United States v. Soto

MEMORANDUM**

Juan Carlos Soto appeals his conviction and 33-month prison sentence imposed fol*624lowing his guilty plea to importation of marijuana, in violation of 21 U.S.C. §§ 952 and 960. We have jurisdiction pursuant to 18 U.S.C. § 3742(a) and 28 U.S.C. § 1291. We affirm.

Soto contends that 21 U.S.C. §§ 952 and 960 are unconstitutional pursuant to Ap-prendi v. New Jersey, 530 U.S. 466, 120 S.Ct. 2348, 147 L.Ed.2d 435 (2000). Our holdings in United States v. Mendoza-Paz, 286 F.3d 1104, 1110 (9th Cir.2002) (§ 960), and United States v. Varela-Rivera, 279 F.3d 1174, 1175 n. 1 (9th Cir.2002) (§ 952) foreclose this argument.

In the alternative, Soto contends that the government was required to allege in the indictment that Soto knew the type and quantity of controlled substance he was alleged to have imported. This contention fails based on our holding in United States v. Carranza, 289 F.3d 634, 644 (9th Cir.2002) (holding that Apprendi does not require the government to prove that defendant knew type and amount of controlled substance).

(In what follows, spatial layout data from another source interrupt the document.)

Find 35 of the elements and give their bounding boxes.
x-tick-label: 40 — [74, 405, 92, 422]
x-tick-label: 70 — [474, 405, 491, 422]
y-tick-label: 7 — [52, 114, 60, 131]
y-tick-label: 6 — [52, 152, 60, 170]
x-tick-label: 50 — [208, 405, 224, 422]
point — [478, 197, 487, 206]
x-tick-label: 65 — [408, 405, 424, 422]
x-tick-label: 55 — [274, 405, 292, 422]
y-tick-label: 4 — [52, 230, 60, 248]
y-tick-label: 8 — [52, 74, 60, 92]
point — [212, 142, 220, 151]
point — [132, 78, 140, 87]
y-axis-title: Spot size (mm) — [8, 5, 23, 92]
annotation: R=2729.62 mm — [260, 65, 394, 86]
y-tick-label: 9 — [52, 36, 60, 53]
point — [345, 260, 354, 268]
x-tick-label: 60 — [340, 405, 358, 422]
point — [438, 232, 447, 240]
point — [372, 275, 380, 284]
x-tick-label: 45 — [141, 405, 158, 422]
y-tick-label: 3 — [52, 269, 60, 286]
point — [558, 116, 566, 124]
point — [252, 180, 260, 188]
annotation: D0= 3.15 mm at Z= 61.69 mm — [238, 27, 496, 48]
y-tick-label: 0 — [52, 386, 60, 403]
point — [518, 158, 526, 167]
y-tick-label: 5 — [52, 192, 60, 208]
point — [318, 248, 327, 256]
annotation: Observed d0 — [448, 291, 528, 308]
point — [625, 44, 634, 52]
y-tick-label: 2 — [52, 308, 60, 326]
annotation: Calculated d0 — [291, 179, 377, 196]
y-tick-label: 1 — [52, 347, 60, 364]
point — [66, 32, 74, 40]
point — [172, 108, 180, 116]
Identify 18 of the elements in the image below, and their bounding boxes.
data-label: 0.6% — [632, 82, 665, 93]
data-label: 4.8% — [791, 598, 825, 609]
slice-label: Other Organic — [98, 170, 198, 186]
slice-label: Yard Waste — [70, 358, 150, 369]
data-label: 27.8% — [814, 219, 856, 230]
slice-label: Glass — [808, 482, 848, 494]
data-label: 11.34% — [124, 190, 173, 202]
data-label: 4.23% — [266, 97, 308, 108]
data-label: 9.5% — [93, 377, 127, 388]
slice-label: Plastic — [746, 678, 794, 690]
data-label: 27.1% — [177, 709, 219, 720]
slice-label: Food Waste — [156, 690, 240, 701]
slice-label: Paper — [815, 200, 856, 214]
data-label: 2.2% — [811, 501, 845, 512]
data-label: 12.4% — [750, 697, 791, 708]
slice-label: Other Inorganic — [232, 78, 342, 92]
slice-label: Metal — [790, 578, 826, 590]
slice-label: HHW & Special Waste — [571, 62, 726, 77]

Soto’s final contention is that the government breached the plea agreement by suggesting during the sentencing hearing that the negotiated criminal history category was insufficient after seeing Soto’s full record in the pre-sentence report. Alleged violations of a plea agreement are reviewed de novo. See United States v. Camarillo-Tello, 236 F.3d 1024, 1026 (9th Cir.2001). After reviewing the record, we find that the statements made by the government did not breach the plea agreement. Cf. id. at 1027-28; United States v. Johnson, 187 F.3d 1129, 1135 (9th Cir. 1999); United States v. Myers, 32 F.3d 411, 412-13 (9th Cir.1994) (per curiam).

AFFIRMED.

This disposition is not appropriate for publication and may not be cited to or by the courts of this circuit except as may be provided by 9th Cir. R. 36-3.